College Football Hall of Famer Bill Yeoman has died at the age of 92.
Per Mark Berman of Fox 26 in Houston, Bill Yeoman Jr. confirmed his father's death on Wednesday.
Before his coaching career began, Yeoman played college football at Texas A&M and Army from 1945-48.
Yeoman spent 25 years as head coach at the University of Houston from 1962-86. He is the school's all-time leader in games coached (276), wins (160), bowl game appearances (11) and bowl game wins (six).
Among the highlights of Yeoman's historic career was adopting the veer offense, more commonly known as the triple-option. Houston used that style of play to win four Southwest Conference championships and finish in the top 10 of the Associated Press poll three different times in 1973, 1976 and 1979.

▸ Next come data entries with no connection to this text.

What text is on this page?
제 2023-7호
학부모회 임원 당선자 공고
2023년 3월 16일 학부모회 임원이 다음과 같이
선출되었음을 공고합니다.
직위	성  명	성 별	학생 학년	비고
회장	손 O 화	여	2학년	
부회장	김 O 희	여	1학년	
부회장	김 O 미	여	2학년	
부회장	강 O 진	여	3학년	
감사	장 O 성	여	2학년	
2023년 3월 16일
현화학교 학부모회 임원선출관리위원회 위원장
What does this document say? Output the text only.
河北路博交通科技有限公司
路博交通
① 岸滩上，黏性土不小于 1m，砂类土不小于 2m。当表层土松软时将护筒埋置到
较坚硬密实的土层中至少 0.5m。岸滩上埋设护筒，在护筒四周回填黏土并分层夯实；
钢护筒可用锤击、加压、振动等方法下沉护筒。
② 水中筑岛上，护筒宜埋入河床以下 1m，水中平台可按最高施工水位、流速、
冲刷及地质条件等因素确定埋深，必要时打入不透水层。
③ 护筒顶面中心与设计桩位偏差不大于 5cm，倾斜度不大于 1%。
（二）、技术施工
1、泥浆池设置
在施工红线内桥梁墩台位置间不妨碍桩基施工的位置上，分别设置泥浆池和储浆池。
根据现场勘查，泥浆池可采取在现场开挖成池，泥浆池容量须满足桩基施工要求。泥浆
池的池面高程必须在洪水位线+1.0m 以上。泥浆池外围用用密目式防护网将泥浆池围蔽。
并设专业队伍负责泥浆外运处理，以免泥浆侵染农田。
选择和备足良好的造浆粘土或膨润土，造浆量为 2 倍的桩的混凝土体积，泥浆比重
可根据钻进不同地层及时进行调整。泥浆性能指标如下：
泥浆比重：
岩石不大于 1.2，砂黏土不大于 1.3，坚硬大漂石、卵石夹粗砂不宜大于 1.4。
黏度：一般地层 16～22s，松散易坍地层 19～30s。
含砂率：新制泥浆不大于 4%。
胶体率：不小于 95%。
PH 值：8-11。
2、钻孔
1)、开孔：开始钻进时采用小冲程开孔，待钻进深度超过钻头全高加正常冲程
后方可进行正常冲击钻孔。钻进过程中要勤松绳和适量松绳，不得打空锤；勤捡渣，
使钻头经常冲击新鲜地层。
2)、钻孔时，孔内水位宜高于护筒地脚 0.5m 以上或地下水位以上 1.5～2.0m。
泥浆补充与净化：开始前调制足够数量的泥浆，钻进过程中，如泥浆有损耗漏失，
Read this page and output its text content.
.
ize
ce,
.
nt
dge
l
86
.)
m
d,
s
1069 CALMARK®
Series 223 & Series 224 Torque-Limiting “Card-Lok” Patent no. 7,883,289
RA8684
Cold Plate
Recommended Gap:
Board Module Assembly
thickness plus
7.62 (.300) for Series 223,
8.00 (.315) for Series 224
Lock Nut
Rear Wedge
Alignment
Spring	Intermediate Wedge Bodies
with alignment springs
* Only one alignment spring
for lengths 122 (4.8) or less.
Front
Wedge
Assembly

Yeoman helped integrate college sports in Texas by becoming the state's first head football coach to give a Black player a scholarship when Warren McVea signed a letter of intent with the school in 1964.
McVea issued a statement about Yeoman, via Berman:
Mark Berman @MarkBermanFox26
Former @UHCougarFB RB Warren McVea, first African-American to play football for @UHCougars (1964-67), on the passing of his former coach Bill Yeoman: “He was special to me because of our relationship & all we had to go through when he recruited me.He’s just like a father to me..” https://t.co/FPhKMApfM2
In 2001, Yeoman was elected into the College Football Hall of Fame. He was inducted into the University of Houston Hall of Honor three years earlier.